To get into this, let’s be clear about the Republican Party’s new ideological foundation: the liberal international order that the party’s earlier incarnation forged over decades – where free markets and civil society initiatives have broadened political power bases throughout the West – is now seen by the party of today as more dangerous than anything that Moscow and Beijing might have done to undermine it.
In other words, better to strangle independent media and a judiciary that might question efforts to subvert elections as well as regularly employ Nazi rhetoric than to allow transgender people to use bathrooms that align with their gender identity.

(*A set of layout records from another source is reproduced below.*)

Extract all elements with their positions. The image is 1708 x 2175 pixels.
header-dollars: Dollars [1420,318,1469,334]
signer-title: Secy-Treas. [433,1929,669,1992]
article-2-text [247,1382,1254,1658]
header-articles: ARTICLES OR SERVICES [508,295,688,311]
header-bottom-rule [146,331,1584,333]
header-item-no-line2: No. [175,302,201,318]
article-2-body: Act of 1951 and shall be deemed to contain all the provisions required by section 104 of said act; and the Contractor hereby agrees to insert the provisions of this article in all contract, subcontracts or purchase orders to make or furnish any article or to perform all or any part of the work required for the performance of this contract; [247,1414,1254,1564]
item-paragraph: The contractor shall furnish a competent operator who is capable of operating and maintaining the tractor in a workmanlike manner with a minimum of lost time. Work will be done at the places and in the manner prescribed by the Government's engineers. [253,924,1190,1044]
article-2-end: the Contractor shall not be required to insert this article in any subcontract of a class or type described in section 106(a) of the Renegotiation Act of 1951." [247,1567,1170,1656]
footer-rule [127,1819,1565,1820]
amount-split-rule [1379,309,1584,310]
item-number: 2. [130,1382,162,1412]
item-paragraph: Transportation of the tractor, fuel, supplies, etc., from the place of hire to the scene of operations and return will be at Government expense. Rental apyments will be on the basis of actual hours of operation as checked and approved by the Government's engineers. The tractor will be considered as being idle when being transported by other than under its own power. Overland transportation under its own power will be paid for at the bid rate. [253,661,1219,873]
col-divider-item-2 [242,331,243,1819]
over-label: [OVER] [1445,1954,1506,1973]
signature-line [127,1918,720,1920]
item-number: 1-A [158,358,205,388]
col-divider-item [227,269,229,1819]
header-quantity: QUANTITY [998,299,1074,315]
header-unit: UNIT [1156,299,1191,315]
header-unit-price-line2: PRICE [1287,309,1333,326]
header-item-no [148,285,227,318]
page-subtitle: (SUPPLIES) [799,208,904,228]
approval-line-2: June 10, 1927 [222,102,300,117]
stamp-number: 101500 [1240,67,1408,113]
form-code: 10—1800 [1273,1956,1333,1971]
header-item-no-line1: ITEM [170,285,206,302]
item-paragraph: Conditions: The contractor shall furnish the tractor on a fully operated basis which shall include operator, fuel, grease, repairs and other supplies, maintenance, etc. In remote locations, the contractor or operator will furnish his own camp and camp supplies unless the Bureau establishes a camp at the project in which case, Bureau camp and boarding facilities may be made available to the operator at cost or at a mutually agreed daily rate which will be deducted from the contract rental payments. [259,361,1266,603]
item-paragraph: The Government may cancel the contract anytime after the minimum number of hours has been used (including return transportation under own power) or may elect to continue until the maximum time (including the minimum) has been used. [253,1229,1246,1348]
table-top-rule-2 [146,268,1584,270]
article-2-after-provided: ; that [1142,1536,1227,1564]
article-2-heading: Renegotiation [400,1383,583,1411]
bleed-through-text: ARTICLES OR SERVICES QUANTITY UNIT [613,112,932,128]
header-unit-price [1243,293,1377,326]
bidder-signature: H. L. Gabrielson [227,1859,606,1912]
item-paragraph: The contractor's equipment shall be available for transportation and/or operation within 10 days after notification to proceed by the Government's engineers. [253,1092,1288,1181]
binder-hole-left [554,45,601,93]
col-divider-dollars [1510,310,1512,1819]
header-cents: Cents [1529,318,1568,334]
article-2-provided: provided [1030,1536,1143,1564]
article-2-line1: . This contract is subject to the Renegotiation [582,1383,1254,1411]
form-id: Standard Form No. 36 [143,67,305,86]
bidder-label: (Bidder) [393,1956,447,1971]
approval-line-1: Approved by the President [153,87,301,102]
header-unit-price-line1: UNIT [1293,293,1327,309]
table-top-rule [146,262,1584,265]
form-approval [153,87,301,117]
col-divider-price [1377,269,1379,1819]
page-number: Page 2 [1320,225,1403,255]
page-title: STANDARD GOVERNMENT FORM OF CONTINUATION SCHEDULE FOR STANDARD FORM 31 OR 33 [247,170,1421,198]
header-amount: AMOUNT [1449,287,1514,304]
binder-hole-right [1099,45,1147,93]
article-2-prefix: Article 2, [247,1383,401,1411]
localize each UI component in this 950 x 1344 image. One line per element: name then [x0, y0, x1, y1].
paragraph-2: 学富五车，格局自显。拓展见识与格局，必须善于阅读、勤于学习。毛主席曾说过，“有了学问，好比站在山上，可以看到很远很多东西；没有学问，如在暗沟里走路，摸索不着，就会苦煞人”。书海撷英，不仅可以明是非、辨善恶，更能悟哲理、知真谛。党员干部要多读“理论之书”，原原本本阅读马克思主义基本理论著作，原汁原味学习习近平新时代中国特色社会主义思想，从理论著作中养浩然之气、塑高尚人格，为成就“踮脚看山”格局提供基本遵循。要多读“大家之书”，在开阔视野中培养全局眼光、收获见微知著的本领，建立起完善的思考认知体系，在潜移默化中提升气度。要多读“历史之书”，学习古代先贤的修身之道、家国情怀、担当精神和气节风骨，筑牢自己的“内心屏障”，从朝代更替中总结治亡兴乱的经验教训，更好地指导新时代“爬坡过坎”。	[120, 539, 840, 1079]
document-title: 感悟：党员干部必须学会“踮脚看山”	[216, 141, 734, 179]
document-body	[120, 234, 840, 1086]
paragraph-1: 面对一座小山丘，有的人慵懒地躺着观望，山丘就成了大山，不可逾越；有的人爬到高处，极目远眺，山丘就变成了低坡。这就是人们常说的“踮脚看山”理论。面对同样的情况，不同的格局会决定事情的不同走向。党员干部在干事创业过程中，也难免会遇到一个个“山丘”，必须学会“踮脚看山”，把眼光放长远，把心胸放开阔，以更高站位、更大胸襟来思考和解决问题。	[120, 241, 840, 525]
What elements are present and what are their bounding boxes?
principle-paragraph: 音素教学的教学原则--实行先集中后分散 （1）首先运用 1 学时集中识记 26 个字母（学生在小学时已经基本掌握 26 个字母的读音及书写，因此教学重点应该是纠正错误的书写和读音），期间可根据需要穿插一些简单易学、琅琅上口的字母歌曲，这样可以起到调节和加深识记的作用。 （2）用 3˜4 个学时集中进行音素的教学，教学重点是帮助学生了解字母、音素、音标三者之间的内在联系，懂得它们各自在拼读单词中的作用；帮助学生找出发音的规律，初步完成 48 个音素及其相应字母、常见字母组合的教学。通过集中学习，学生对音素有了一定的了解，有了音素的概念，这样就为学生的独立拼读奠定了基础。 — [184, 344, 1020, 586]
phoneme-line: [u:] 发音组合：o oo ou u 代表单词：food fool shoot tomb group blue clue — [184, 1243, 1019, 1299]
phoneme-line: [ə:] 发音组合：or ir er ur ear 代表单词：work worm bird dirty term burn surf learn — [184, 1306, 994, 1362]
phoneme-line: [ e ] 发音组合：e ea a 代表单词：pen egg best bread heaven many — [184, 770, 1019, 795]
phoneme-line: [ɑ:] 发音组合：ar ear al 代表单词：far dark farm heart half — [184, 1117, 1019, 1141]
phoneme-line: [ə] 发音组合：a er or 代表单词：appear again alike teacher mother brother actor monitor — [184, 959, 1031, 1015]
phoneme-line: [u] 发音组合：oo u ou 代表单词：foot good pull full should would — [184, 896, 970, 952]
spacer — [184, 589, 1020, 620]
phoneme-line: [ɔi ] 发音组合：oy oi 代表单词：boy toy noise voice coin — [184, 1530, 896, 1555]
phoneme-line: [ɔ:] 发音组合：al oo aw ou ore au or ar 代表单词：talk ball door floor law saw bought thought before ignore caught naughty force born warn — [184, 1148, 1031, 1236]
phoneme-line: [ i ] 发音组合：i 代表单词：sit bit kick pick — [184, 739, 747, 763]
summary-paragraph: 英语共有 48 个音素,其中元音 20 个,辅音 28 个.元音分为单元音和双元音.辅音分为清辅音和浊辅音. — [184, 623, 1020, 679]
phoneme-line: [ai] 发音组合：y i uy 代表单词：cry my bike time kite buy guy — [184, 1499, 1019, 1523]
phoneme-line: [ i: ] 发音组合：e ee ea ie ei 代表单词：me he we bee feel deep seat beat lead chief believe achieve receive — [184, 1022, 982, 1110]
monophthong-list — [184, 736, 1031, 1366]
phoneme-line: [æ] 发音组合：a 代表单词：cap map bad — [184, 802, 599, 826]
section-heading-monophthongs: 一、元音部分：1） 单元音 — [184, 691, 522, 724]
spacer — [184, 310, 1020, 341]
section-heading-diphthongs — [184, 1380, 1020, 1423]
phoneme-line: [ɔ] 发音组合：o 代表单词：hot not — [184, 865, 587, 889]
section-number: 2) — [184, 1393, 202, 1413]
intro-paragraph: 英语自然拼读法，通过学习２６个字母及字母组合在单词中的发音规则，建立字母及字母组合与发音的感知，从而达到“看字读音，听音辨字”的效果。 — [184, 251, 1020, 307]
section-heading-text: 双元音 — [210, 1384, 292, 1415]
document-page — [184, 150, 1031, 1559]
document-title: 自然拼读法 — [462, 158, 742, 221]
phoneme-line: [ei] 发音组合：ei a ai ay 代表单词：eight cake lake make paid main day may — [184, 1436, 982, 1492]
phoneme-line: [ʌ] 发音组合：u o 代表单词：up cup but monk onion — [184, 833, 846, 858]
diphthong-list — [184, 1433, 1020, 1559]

Trump has managed to get away with these comments because they’re often just one small part of his usual meandering vortex of rhetorical extremes that echo white supremacist and Christian nationalist backwash.
But now others in Trump’s orbit, many with better foreign policy bona fides, are joining in to seed the ground for the new positioning that the entire party will need to adopt as part of the effort to unwind what it did globally in the second half of the 20th century.
He doesn’t deny that Beijing and Moscow are much closer now. However, Pillsbury is asserting that not only is Biden responsible for the hell that Putin has unleashed on Ukraine, but that he’s also culpable for not supporting negotiations between Moscow and Kyiv.
Putin has no intention of giving up an inch of Ukrainian land that his forces occupy, and will use any means at his disposal to keep it. So what good are negotiations unless the parties involved are prepared to accept this condition?
Aside from the allegation that Biden is the real villain, Pillsbury came out with a line straight from Moscow’s propaganda machine: “We need some kind of negotiations over the Ukraine.”
Anyone at his level knows that using the article “the” before Ukraine was the way that the Soviet Union referred to the area. The article was dropped when Ukraine gained its independence.
This is not an insignificant verbal slip. It is part of a reframing of the situation that prepares the ground for the ultimate shift that Republicans need to make to achieve their new geopolitical aims.
Over time, the new Republican Party will not side with a democratic Taiwan against the Beijing-Moscow partnership which has become a military industrial behemoth pushing nationalist-populist agendas. When it comes to international power projection, it will be much easier for the Republican Party to deal with like-minded players like Putin and Xi than it will be to cater to the agendas of the world’s democracies.
The question isn’t whether the Republican Party will side with the world’s autocrats. It already is. It’s whether their twisting of the truth will persuade enough American voters to go along with them.